ABC continues its diversity campaign with the Latino sitcom Cristela, about an ambitious law student living with her traditional family. Nothing groundbreaking here, but "T.G.I.F." is all about comfort-food TV, and the plucky star Cristela Alonzo could develop a following.

CBS moves The Amazing Race from Sundays, which might feel like marginalizing the Emmy-winning franchise, but at least fans won't have to endure those aggravating NFL overruns in much of the country. And good luck to Fox's Utopia on this purgatorial night, airing a second weekly installment opposite Friday's dominant reality player, ABC's Shark Tank.

NBC has found a nice niche for dark fantasy on Fridays, and may have developed a strong companion for Grimm with the DC Comics-inspired Constantine, based on the Hellblazer comics and starring Matt Ryan as a wry demon hunter confronting forces of evil on a weekly basis.
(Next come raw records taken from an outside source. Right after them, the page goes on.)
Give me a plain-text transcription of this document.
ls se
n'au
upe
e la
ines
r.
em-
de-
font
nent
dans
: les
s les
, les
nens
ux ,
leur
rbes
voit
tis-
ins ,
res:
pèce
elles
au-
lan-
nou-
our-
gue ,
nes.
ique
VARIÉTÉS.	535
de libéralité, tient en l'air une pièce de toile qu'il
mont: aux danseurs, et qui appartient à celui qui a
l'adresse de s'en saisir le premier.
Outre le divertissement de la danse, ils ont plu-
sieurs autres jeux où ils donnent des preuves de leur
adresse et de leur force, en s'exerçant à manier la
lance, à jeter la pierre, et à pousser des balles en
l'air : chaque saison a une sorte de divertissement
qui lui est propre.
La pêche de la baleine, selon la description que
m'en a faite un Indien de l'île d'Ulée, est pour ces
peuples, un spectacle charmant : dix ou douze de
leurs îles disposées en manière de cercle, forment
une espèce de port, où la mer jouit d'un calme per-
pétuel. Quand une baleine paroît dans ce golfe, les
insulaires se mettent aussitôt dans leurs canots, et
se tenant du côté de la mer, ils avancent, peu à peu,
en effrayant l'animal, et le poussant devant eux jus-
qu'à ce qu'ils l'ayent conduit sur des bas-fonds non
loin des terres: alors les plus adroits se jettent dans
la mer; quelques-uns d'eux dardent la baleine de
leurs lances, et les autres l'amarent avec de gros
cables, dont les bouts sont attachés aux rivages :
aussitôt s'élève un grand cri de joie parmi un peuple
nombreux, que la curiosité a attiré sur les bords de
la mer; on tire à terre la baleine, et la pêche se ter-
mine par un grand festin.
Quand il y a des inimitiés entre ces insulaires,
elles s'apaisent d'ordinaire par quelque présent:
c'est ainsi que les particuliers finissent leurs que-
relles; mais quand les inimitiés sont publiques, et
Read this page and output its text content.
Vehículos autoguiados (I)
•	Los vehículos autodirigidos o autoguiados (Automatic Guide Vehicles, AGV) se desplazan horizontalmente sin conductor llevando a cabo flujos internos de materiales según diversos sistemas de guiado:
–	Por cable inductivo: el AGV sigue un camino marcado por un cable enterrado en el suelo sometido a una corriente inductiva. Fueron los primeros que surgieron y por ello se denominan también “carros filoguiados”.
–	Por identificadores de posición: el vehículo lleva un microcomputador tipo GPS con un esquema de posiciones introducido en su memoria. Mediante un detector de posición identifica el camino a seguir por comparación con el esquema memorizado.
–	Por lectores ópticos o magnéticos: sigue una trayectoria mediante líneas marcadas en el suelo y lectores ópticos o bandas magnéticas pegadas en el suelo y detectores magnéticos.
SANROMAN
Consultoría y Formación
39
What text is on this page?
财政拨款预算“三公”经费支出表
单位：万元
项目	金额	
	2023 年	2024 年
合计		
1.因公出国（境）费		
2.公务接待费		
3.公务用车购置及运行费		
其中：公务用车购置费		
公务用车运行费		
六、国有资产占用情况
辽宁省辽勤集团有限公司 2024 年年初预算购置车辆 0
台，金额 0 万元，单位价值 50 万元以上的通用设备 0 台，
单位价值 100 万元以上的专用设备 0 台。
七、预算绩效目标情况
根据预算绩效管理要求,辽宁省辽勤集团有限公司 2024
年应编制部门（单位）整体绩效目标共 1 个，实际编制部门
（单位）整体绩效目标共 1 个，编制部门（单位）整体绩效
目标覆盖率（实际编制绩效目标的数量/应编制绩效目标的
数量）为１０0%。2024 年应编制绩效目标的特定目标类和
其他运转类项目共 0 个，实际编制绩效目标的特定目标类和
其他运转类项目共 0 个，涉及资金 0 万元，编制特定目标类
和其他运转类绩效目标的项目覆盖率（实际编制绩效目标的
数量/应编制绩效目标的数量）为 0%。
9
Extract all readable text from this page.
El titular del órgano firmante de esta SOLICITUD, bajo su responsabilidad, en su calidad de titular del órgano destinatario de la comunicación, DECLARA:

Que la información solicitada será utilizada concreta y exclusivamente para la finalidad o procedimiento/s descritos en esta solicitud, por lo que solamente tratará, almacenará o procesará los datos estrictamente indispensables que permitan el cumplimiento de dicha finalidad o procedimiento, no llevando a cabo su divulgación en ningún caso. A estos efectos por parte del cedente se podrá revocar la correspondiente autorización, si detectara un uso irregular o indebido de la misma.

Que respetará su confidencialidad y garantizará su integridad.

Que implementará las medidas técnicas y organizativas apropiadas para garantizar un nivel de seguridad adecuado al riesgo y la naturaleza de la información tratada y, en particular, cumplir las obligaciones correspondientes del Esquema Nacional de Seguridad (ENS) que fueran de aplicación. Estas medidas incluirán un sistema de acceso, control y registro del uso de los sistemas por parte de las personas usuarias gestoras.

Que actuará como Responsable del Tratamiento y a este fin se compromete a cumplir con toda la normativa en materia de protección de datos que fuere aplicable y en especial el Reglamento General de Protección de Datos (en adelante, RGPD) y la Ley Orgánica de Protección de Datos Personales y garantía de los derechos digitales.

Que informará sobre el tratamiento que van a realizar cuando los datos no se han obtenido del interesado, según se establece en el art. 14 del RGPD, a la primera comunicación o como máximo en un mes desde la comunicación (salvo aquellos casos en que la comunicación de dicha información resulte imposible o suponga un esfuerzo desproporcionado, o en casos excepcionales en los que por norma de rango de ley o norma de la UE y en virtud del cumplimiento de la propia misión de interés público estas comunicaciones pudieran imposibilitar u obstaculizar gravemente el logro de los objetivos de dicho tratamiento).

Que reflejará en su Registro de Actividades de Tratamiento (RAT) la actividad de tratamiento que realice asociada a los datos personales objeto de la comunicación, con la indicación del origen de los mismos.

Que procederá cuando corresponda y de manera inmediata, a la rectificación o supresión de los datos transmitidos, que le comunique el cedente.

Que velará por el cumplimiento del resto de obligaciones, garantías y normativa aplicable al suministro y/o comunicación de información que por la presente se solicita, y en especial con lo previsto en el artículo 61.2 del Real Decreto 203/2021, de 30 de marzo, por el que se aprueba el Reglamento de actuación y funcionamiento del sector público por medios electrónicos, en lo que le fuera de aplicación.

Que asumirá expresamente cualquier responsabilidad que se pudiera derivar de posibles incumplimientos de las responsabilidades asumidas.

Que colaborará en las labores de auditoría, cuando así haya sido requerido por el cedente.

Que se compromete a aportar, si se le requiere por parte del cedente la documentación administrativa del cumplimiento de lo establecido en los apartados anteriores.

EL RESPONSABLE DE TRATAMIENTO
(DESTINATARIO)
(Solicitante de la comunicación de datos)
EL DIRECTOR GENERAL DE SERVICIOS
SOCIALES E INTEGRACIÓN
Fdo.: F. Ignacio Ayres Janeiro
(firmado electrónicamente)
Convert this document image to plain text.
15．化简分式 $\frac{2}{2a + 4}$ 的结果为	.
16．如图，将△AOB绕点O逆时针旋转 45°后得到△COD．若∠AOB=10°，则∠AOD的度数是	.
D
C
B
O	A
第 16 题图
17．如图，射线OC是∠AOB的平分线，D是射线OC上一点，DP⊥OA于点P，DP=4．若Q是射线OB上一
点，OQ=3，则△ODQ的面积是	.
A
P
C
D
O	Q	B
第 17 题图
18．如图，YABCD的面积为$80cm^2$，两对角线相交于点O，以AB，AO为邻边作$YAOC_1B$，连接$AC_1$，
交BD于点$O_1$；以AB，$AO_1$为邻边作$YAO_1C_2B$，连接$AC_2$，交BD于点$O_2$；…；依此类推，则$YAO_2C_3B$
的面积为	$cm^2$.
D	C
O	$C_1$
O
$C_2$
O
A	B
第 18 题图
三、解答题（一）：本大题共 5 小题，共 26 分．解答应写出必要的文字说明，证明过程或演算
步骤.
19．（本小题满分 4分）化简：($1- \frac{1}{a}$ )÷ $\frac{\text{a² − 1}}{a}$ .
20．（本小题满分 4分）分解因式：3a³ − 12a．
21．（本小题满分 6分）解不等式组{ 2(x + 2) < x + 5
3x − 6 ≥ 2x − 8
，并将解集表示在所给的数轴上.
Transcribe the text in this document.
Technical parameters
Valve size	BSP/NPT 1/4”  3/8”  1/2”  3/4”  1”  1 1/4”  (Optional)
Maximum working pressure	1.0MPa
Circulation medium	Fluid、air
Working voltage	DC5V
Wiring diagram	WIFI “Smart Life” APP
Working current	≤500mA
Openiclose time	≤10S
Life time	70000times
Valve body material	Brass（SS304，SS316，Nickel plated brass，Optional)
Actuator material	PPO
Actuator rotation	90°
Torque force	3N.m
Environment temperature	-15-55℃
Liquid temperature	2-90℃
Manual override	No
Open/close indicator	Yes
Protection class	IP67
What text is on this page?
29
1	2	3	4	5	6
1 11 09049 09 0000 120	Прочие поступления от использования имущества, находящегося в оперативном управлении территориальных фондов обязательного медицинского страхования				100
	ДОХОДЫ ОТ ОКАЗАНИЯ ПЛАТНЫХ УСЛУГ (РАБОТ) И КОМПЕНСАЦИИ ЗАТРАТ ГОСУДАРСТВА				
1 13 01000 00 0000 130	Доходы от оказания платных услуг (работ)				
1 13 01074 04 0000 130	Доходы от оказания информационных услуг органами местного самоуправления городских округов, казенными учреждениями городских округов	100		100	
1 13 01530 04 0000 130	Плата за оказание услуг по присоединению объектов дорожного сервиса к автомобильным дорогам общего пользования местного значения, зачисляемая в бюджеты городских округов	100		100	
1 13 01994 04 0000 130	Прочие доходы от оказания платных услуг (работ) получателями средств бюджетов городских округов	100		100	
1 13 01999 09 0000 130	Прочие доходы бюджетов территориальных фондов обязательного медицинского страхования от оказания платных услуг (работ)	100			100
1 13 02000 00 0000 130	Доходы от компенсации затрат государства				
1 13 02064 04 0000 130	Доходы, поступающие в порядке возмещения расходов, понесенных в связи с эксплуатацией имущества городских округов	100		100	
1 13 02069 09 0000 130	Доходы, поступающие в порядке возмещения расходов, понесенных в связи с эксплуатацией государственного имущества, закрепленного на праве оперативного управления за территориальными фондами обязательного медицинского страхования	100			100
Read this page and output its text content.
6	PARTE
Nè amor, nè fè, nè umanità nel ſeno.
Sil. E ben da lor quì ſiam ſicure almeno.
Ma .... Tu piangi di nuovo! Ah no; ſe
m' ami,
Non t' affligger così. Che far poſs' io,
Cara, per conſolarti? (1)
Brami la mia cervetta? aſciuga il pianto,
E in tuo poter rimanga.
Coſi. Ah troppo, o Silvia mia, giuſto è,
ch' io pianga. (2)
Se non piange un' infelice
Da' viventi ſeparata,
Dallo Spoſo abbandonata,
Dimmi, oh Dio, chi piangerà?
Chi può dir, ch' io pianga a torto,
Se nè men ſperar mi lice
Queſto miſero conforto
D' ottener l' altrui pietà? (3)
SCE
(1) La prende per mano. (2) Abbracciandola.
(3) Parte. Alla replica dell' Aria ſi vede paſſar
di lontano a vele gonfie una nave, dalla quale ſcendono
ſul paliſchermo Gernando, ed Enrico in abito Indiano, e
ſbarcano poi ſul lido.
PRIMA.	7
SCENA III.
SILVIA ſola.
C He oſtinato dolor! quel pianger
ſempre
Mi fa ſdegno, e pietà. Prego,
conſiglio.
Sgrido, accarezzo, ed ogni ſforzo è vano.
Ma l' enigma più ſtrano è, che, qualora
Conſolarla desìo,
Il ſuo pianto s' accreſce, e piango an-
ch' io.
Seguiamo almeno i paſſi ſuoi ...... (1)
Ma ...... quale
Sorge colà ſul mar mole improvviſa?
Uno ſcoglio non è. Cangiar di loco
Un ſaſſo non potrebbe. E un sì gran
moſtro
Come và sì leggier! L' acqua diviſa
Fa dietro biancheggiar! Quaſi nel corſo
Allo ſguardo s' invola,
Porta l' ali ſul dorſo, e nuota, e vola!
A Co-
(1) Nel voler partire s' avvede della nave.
As one does. (Of course, I'll be counting the weeks until the astonishing Hannibal presumably spells it at midseason.)

SATURDAY

(Crickets)

SUNDAY

Animation is no longer quite such a dominating factor on Fox's Sunday lineup, with the award-winning freshman police comedy Brooklyn Nine-Nine separating The Simpsons and Family Guy, and another live-action sitcom, Mulaney, presenting affable stand-up and Saturday Night Live veteran writer John Mulaney in a Dick Van Dyke Show-like situation as he kowtows to an egomaniacal TV comic (Martin Short). Fox rather wishfully describes this as "a Seinfeld for a new generation," but I can't help but see it as more of a (Rob) Petrie dish.

CBS is taking the most risks on its highest-quality night, bridging 60 Minutes and the better-than-ever The Good Wife with a new drama, Madam Secretary, starring the alluring Téa Leoni as a newly installed Secretary of State. Depending on how this develops — I'm hoping the political White House skirmishes will take precedence over earnest international trouble-shooting — she and Alicia Florrick could make a winning combo. And the latest long-running procedural to inherit the precarious 10/9c time period that is particularly vulnerable to sports overruns: the original CSI, which when it finishes its 15th season will be replaced by new spinoff CSI: Cyber. Because that's how CBS rolls.

No real room to elaborate on the midseason offerings, but among the more intriguing teases: CBS's character-driven crime drama-with-humor Battle Creek, from Vince Gilligan and David Shore, feeling more Northern Exposure than Breaking Bad; Fox's sexy hip-hop family saga Empire, starring Terrence Howard and Taraji P. Henson; NBC's Unbreakable Kimmy Schmidt from 30 Rock's Tina Fey and Robert Carlock, starring The Office gamine Ellie Kemper as an innocent on the loose in the Big Apple; The CW's whimsically high-concept iZombie, with a touch of Pushing Daisies as the undead heroine helps solve crimes after gaining insight from ingesting victims' brains; and a handful from ABC: an Asian-family sitcom about culture-shock assimilation, Fresh Off the Boat; the warped medieval musical Galavant; the racially charged American Crime (sending off a very cable vibe); and the creepy The Whispers, based on a Ray Bradbury story, about aliens using children to do their sinister bidding. Looking forward to checking out all of these.